The role of consciously timed movements in shaping and improving auditory timing
Data files
Dec 15, 2022 version files 206.09 KB
Abstract
Our subjective sense of time is intertwined with a plethora of perceptual, cognitive, and motor functions, and likewise, the brain is equipped to expertly filter, weight, and combine these signals for seamless interactions with a dynamic world. Until relatively recently, the literature on time perception has excluded the influence of motor activity, yet, it has been found that motor circuits in the brain are at the core of most timing functions. Several studies have now identified that concurrent movements exert robust effects on perceptual timing estimates, but critically, have not assessed how humans consciously judge the duration of their own movements. This creates a gap in our understanding of the mechanisms driving movement-related effects on sensory timing. We sought to address this gap by administering a sensorimotor timing task in which we explicitly compared the timing of isolated auditory tones and arm movements, or both simultaneously. We contextualized our findings within a Bayesian cue combination framework, in which separate sources of temporal information are weighted by their reliability and integrated into a unitary time estimate that is more precise than either unisensory estimate. Our results revealed differences in accuracy between auditory, movement, and combined trials, and crucially, that combined trials were the most accurately timed. Under the Bayesian framework, we found that participants’ combined estimates were more precise than isolated estimates in a way that trended towards optimality, while being overall less optimal than the model’s prediction. These findings elucidate previously unknown qualities of conscious motor timing and propose computational mechanisms that can describe how movements combine with perceptual signals to create unified, multimodal experiences of time.

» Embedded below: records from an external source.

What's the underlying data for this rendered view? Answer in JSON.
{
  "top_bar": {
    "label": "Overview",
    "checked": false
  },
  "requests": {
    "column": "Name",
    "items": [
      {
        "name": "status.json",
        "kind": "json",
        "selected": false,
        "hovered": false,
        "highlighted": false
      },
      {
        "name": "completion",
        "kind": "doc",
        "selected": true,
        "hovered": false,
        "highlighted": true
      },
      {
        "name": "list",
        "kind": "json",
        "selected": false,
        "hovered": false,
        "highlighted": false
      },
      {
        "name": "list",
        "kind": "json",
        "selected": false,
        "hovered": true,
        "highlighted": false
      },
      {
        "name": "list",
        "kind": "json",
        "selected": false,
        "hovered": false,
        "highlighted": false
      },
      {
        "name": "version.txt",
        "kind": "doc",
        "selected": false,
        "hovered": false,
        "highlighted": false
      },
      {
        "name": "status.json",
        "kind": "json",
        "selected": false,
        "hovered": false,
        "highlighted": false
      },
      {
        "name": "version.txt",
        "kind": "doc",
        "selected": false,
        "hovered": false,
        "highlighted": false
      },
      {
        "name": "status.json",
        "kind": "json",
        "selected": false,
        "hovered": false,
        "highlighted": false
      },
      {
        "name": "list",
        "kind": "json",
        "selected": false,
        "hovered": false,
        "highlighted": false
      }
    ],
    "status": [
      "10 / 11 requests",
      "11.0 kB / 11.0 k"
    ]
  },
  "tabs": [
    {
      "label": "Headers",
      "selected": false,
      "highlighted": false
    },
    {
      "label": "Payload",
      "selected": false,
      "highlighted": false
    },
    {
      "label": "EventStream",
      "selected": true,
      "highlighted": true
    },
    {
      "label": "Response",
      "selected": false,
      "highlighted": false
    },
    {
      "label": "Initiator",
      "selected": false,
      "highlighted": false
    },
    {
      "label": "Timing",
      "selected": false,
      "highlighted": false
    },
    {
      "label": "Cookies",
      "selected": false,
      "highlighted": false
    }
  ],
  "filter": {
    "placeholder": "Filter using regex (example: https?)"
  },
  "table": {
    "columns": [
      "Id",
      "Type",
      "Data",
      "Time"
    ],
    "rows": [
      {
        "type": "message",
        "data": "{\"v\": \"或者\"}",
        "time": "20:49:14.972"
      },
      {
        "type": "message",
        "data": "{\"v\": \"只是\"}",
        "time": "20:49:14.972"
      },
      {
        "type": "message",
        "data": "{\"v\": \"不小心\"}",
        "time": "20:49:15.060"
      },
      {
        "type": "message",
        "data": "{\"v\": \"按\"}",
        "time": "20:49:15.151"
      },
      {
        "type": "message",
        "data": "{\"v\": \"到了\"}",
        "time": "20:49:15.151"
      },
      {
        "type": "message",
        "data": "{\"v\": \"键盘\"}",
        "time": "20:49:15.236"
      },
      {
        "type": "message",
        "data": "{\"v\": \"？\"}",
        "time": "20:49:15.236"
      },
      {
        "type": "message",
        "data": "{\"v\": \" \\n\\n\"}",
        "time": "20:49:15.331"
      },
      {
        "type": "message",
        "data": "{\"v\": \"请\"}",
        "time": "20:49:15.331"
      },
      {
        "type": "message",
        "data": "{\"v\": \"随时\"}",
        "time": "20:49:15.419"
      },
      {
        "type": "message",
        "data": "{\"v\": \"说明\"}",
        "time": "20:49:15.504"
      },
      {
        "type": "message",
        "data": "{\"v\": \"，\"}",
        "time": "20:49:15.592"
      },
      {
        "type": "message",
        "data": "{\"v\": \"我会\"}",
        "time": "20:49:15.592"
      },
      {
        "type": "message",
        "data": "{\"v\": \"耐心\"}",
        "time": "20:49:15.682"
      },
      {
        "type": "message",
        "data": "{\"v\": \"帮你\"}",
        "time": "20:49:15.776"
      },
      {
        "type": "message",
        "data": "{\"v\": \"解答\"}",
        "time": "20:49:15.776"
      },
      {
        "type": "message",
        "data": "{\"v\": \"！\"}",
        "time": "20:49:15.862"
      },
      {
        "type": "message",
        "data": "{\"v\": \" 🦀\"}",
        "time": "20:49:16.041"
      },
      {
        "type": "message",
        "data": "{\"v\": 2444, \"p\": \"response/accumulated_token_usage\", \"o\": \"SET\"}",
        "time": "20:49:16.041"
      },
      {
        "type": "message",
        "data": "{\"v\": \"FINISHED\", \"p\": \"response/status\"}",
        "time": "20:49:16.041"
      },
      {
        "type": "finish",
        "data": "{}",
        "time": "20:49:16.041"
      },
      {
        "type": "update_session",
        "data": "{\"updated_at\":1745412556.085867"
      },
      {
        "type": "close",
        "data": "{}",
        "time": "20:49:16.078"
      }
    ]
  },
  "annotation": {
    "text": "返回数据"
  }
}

Participants performed the experiment using a robotic arm manipulandum (KINARM End-Point Lab, BKIN Technologies; Nguyen et al. 2019; Hosseini et al. 2017) that allowed movement along a flat workspace using the right arm. Direct viewing of the robotic arm was occluded by a flat display that allowed viewing of targets and cues via a downward-facing monitor mounted above the workspace. Motor output was sampled at 1000 Hz. Participants were free to adjust the chair so they could comfortably view the full display.
Trials were divided into encoding and reproduction phases, and were structured as follows (see Fig. 1): first, the robotic arm guided participants to one of 16 locations in a grid-like array. Then, they experienced one of three trial conditions. In “movement” trials, subjects began moving until interrupted by an imposed brake (a 100 ms linear increase in resistive force from 0 to 50 N). In “auditory” trials, the robotic arm was locked in the random location and the participant heard an auditory tone. In “combined” trials, subjects were cued to move while timing a concurrent auditory tone; in this condition, the tone began as soon as the apparatus detected movement at the velocity threshold of 5 cm/s, and the brake was applied synchronously with the auditory tone offset. After the encoding phase, they were guided to a central target for the reproduction phase. When this target turned green, subjects reproduced the encoded duration by holding and releasing a button attached to the handle. The tested durations were 1000, 1500, 2000, 2500, 3000, 3500, and 4000 ms. Trial conditions were experienced in blocks of 14 trials (for a total of 210 trials) in a pseudorandomized order such that no condition was experienced twice in a row.
Robotic arm manipulandum data were sampled at 1000 Hz to produce vectors for position, velocity, force, and other movement parameters over the course of time for each trial. Trials were excluded if reproduced times fell outside three deviations from the mean (<1% of trials excluded). Additionally, trials with movement (movement-only and combined) were excluded if the stop latency after the brake was applied fell outside three scaled absolute deviations from the median (2.9% of trials excluded).
Statistical analyses were performed using R, JASP (http://www.jasp-stats.org), and Matlab. For accuracy and CV analyses, we report results from linear mixed models with subject as a random effect. Results are reported at a significance level of 0.05. This dataset includes trials for all participants.
The is file is in comma separated values (CSV) format, and can be imported into most data analysis software including R, Matlab, and JASP.